# Vibrating Platforms Anyone Own One?



## fmdog44 (Sep 26, 2020)

I just checked in to them after seeing the add on the tube for them. I thought they were a scam but apparently not. The more I think bout them the more interested I get. Vibration has always been good for me for pain relief and relaxation.


----------



## jujube (Sep 26, 2020)

I tried one at a show once and if it hadn't been so darned expensive I might have considered getting one.

The salesman had me bend over and try to touch my toes (um, yeah, I touched my shins...I figure if God wanted me to touch my toes, he could have put them on my knees.....) and then I did a session on the machine.  He told me to try to touch my toes again and I COULD without much effort!  

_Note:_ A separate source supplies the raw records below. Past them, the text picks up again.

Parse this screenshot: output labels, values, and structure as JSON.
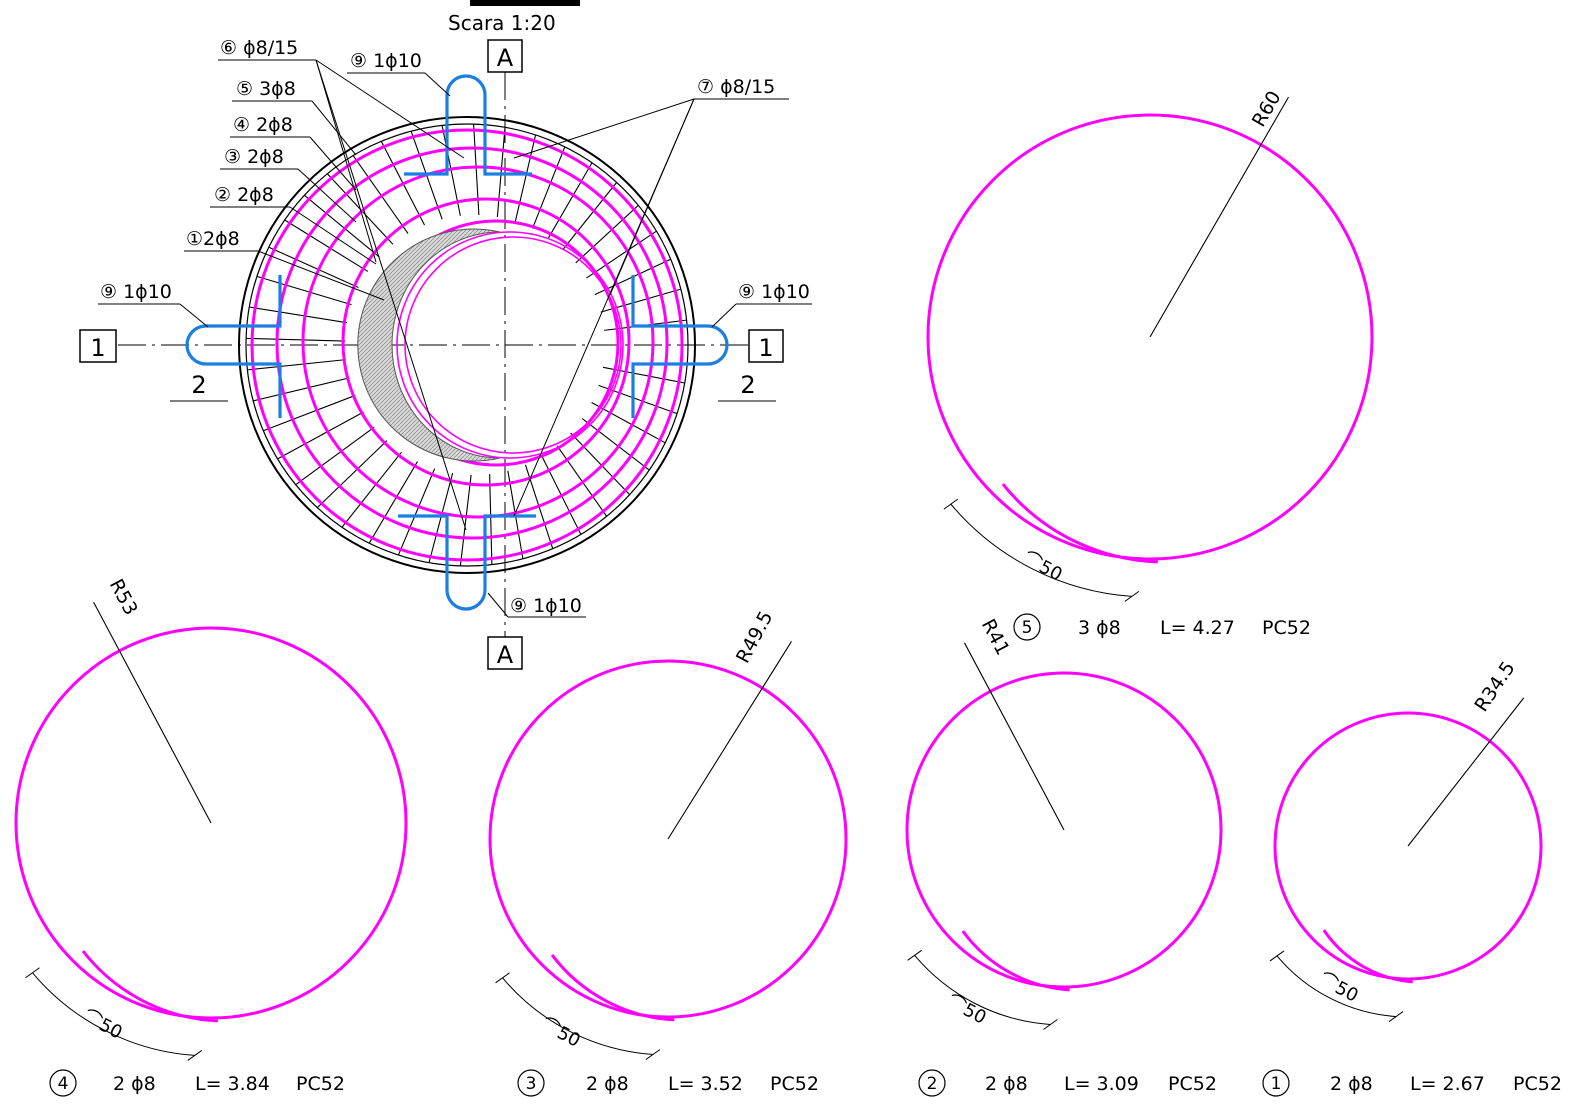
{
  "plan": {
    "title_partial": "Scara 1:20",
    "scale": "Scara 1:20",
    "section_marks": {
      "top": "A",
      "bottom": "A",
      "left": "1",
      "right": "1",
      "left_sub": "2",
      "right_sub": "2"
    },
    "callouts": {
      "c6": "⑥ ϕ8/15",
      "c5": "⑤ 3ϕ8",
      "c4": "④ 2ϕ8",
      "c3": "③ 2ϕ8",
      "c2": "② 2ϕ8",
      "c1": "①2ϕ8",
      "c9_top": "⑨ 1ϕ10",
      "c9_left": "⑨ 1ϕ10",
      "c9_right": "⑨ 1ϕ10",
      "c9_bottom": "⑨ 1ϕ10",
      "c7": "⑦ ϕ8/15"
    }
  },
  "bars": [
    {
      "mark": "5",
      "radius_label": "R60",
      "overlap_label": "50",
      "spec": "3 ϕ8",
      "length": "L= 4.27",
      "steel": "PC52"
    },
    {
      "mark": "4",
      "radius_label": "R53",
      "overlap_label": "50",
      "spec": "2 ϕ8",
      "length": "L= 3.84",
      "steel": "PC52"
    },
    {
      "mark": "3",
      "radius_label": "R49.5",
      "overlap_label": "50",
      "spec": "2 ϕ8",
      "length": "L= 3.52",
      "steel": "PC52"
    },
    {
      "mark": "2",
      "radius_label": "R41",
      "overlap_label": "50",
      "spec": "2 ϕ8",
      "length": "L= 3.09",
      "steel": "PC52"
    },
    {
      "mark": "1",
      "radius_label": "R34.5",
      "overlap_label": "50",
      "spec": "2 ϕ8",
      "length": "L= 2.67",
      "steel": "PC52"
    }
  ],
  "colors": {
    "rebar_rings": "#ff00ff",
    "hooks": "#1a7fe0",
    "lines": "#000000"
  }
}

So, they do work, at least for me.


----------



## fmdog44 (Sep 26, 2020)

jujube said:


> I tried one at a show once and if it hadn't been so darned expensive I might have considered getting one.
> 
> The salesman had me bend over and try to touch my toes (um, yeah, I touched my shins...I figure if God wanted me to touch my toes, he could have put them on my knees.....) and then I did a session on the machine.  He told me to try to touch my toes again and I COULD without much effort!
> 
> So, they do work, at least for me.


WOW!


----------



## Pappy (Sep 26, 2020)

Ivvvveee gggooott ooonnne. Wwwoorrkkks ggoodddd.


----------



## win231 (Sep 26, 2020)

jujube said:


> I tried one at a show once and if it hadn't been so darned expensive I might have considered getting one.
> 
> The salesman had me bend over and try to touch my toes (um, yeah, I touched my shins...I figure if God wanted me to touch my toes, he could have put them on my knees.....) and then I did a session on the machine.  He told me to try to touch my toes again and I COULD without much effort!
> 
> So, they do work, at least for me.


HAHA.  During an interview with Joan Rivers, she was asked if she exercises.  She replied, "No.  If God wanted me to bend down, he would have put diamonds on the floor."


----------



## win231 (Sep 26, 2020)

I thought this was in reference to a vibrating platform for exercise they've been advertising.
I think it works for pain relief by creating a distraction that confuses the nervous system.


----------



## Pappy (Sep 26, 2020)

To be honest, mine is a hand held vibrator that comes with different heads for different places. I use it a lot on my chest to loosen flem.


----------